Es wird laut Aussage der Versicherung nur erstezt was gesetztlich vorgeschrieben ist. Regelen der Technik nach VDE sind nicht relevant.
Der Elektriker von der Versicherung bzw.der Sanierungsfirma kennt einen Brandschutzschalter auf nachfragen erst garnicht ( Leider ein Meisterberieb).
Ich als Eigentümer aber schon, ein von mir angefragter Installateur sagte, ich müsste wie oben beschrieben das Risiko übernehmen und seine Risikobeurteilung unterschreiben, oder den Mehrpreis bezahlen.
Auf Nachfrage weil ich nicht unterschreiben werde: Aussage der Versicherung und des Sachverständige der Versicherung sie übernehmen keine Haftung für das Risiko.
Ist ein ähnlicher Fall bekannt, wie kann man der Versicherung belegen das dieser Notwenig ist?
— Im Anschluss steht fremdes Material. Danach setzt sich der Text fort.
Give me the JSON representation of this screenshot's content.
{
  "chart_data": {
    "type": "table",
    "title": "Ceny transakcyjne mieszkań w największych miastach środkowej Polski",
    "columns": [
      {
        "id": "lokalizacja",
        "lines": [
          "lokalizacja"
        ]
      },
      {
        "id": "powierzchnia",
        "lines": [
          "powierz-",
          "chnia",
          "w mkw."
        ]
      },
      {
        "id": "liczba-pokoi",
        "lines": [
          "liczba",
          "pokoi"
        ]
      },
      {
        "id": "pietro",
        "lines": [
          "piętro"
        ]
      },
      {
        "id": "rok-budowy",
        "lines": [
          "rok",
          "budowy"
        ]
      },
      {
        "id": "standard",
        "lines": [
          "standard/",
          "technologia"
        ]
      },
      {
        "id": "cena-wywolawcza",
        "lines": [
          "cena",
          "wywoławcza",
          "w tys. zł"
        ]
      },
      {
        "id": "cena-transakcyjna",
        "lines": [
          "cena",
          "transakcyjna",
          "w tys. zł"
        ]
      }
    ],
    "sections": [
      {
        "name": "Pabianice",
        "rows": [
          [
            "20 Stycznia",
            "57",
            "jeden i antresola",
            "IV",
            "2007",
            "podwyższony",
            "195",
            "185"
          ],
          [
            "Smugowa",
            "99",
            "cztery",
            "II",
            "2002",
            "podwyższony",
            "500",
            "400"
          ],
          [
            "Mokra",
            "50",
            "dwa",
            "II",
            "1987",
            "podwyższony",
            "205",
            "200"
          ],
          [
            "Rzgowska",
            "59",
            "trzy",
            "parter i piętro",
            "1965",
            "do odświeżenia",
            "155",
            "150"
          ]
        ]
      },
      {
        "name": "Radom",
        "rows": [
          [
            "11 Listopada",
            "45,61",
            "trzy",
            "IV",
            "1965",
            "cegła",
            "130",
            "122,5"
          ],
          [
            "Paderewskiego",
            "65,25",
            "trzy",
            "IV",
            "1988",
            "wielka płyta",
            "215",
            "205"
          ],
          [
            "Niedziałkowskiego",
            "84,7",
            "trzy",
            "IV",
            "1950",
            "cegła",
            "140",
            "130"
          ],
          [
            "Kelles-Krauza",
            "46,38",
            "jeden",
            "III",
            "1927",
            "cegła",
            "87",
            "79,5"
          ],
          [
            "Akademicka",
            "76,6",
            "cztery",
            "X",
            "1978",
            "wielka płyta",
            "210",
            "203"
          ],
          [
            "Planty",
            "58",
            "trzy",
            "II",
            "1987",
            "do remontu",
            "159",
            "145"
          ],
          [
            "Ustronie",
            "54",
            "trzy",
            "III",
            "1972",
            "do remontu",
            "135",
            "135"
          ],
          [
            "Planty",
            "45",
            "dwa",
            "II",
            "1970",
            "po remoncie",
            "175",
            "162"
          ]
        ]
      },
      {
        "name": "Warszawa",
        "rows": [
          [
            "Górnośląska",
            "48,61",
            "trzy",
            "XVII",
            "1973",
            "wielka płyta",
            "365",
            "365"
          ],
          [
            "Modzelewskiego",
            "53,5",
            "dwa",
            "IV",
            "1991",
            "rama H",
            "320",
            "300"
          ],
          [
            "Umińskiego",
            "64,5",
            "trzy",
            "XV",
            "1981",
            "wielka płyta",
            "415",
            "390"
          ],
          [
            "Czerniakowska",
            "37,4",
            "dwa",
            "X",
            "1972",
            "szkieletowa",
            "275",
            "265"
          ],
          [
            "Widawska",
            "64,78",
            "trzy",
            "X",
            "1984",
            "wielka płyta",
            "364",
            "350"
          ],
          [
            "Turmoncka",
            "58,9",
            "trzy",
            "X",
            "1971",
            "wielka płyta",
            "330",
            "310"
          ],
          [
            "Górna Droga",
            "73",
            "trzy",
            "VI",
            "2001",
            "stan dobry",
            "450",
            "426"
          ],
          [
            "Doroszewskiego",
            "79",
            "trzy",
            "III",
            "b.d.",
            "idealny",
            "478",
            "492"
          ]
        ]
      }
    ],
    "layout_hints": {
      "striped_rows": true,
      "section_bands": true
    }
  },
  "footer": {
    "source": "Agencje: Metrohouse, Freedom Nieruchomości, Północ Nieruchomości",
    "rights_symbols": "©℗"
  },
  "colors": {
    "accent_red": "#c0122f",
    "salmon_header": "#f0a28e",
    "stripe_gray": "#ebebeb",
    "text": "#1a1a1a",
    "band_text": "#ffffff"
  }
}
Kommentar von G. Meierhofer |

Guten Tag,
mich treibt auch immer wieder das Thema AFDD um. Aktuell baue ich gerade eine Autogarage mit angeschlossener kleiner Werkstatt, die im Kleingewerbe als Sattlerwerkstatt genutzt werden soll.
Der komplette Bau ist eine Holzkonstruktion, Beplanktes Holzständwerk, die Wände und Decke der Werkstatt sind mit Glaswolle isoliert.
Die Elektroinstallation erfolgt Aufputz.

Jetzt meine Frage, weil ich aus der Norm nicht ganz schlau werde. Sind hier AFFDs einzubauen?
Der Bau besteht ja aus brennbaren Baustoff, es handelt sich aber nicht um ein Wohngebäude.
Wie ist es mit der Gewerblichen Nutzung zu sehen, ist hier bezüglich der AFFDs etwas zu beachten?

Kommentar von CockPeet |

Hallo, was zum Teufel ist AFDDs? Die Autoren könnte in Fachartikeln wie dieser der oben zu sehen ist 1 bis 2 oder 3 kurze stichpunkt über die Neuerung einfügen. Denn den einen oder anderen dem das Tema unbekannt ist würd's immer geben! Ich arbeite im Industrie Bereich als Elektriker.

MfG

Antwort von Christina Wernicke

vielen Dank für Ihre Anmerkung.

AFDDs sind Brandschutzschalter/Fehlerlichtbogen-Schutzeinrichtungen.

AFDD steht für den englischen Begriff „Arc Fault Detection Device“.